La somme, estimée à un peu plus de deux milliards de francs CFA (environ trois millions d’euros), a été réceptionnée six jours plus tard sur le compte bancaire ivoirien de Laurent Gbagbo. Un virement qui vient mettre fin à une séquence politique de près de trois ans durant laquelle Ouattara aura été, de bout en bout, le maître des horloges. De la délivrance d’un passeport diplomatique à Laurent Gbagbo en novembre 2020, à son retour en Côte d’Ivoire six mois plus tard, en passant par la grâce présidentielle dans l’affaire dite du « casse de la Banque centrale des Etats de l’Afrique de l’Ouest (BCEAO) », Alassane Ouattara aura avancé carte sur carte selon un timing directement impulsé par ses soins.

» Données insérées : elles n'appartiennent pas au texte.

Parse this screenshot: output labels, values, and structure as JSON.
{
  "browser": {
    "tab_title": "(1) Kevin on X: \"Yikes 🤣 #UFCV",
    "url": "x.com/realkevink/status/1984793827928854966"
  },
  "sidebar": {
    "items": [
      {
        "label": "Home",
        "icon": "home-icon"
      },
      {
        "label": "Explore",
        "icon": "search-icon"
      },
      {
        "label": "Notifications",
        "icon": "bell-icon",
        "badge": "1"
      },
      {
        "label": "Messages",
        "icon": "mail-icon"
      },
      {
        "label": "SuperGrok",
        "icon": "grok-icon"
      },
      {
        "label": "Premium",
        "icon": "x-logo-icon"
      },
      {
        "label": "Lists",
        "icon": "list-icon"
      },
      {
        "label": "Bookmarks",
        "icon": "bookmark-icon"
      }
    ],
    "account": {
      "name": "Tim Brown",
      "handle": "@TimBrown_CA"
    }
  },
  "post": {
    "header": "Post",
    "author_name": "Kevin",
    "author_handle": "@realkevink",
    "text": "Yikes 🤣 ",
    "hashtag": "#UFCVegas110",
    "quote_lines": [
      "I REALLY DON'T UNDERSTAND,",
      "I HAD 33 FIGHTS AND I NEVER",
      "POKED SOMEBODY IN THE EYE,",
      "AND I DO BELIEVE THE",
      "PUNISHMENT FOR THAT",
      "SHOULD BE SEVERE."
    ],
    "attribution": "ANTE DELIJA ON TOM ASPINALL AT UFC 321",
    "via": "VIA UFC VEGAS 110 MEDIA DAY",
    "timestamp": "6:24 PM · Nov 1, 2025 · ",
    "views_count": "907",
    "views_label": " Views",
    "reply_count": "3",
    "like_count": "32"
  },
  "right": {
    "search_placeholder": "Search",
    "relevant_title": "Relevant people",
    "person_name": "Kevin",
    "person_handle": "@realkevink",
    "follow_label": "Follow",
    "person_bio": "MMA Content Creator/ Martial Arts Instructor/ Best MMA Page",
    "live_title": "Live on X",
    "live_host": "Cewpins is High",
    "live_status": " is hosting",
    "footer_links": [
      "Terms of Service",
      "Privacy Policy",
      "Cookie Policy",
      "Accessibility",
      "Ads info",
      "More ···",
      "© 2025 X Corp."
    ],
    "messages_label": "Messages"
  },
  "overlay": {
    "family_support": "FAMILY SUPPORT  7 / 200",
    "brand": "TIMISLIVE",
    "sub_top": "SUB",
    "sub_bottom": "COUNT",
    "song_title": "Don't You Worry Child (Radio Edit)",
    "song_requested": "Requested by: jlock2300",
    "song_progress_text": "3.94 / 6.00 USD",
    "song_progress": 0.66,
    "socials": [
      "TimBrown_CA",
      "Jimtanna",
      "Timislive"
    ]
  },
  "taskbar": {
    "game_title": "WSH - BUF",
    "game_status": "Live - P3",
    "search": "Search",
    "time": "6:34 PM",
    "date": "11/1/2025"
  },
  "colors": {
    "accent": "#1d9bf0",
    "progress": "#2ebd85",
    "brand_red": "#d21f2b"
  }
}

Deux jours après le virement du 10 janvier, Alassane Ouattara s’est entretenu dans le plus grand secret au téléphone avec son prédécesseur. Si leurs relations restent fraîches, Gbagbo se montre désormais en privé moins critique à l’endroit de son successeur.
Alliance avec le FPI
La direction du RHDP continue également de scruter l’activisme de la nouvelle formation lancée par Gbagbo en août 2021 : le Parti des peuples africains-Côte d’Ivoire (PPA-CI). Frappée elle aussi, à l’instar du PDCI, par d’importantes dissensions internes, elle peine pour le moment à trouver sa dynamique et à engranger les soutiens escomptés. L’ancien ministre de la jeunesse de Gbagbo, emprisonné avec lui à La Haye, Charles Blé Goudé, refuse pour le moment d’adhérer à la formation et plusieurs cadres du PPA-CI se montrent de plus en plus critiques sur le fonctionnement interne du nouveau parti.
Si Gbagbo est parvenu à emmener plusieurs barons de son ancien parti, le Front populaire ivoirien (FPI), son ex-premier ministre Pascal Affi Nguessan, à la tête de la formation depuis 2001, a quant à lui annoncé le 28 janvier une alliance inédite avec le RHDP.
Si la décision vient d’être officialisée, cela fait plus d’un an et demi qu’il négociait les contours de cet accord avec la majorité présidentielle. Les discussions ont ainsi débuté dès septembre 2021 sous l’impulsion d’Adama Bictogo, alors directeur exécutif du RHDP. A l’époque, l’actuel président de l’Assemblée nationale ivoirienne avait discrètement reçu à plusieurs reprises l’épouse de Pascal Affi Nguessan, Angeline Kili, particulièrement influente auprès de son mari.
Remaniement en avril ?
Alors que le RHDP multiplie les ouvertures et les nouvelles alliances, des scénarios de remaniement ministériel sont évoqués à bas bruit à Abidjan. Une opération qui pourrait à la fois permettre de constituer un gouvernement de combat pour aller aux élections locales et régionales d’octobre et novembre 2023, mais aussi de récompenser de nouveaux soutiens de la majorité. Si les contours de cet hypothétique remaniement restent encore très flous,
Il pourrait intervenir au mois d’avril, soit un an jour pour jour après la dernière dissolution du gouvernement qui avait débouché sur la mise en place d’une équipe resserrée et sur la nomination d’un vice-président en la personne de Tiémoko Meyliet Koné.
La manœuvre devrait toutefois être délicate. Si en public le RHDP affiche une certaine unité de façade, les premières lignes de fracture se dessinent entre plusieurs puissants poids lourds de la majorité, alors que l’ombre de la présidentielle de 2025 plane chaque jour un peu plus sur les bords de la lagune Ebrié. A SUIVRE.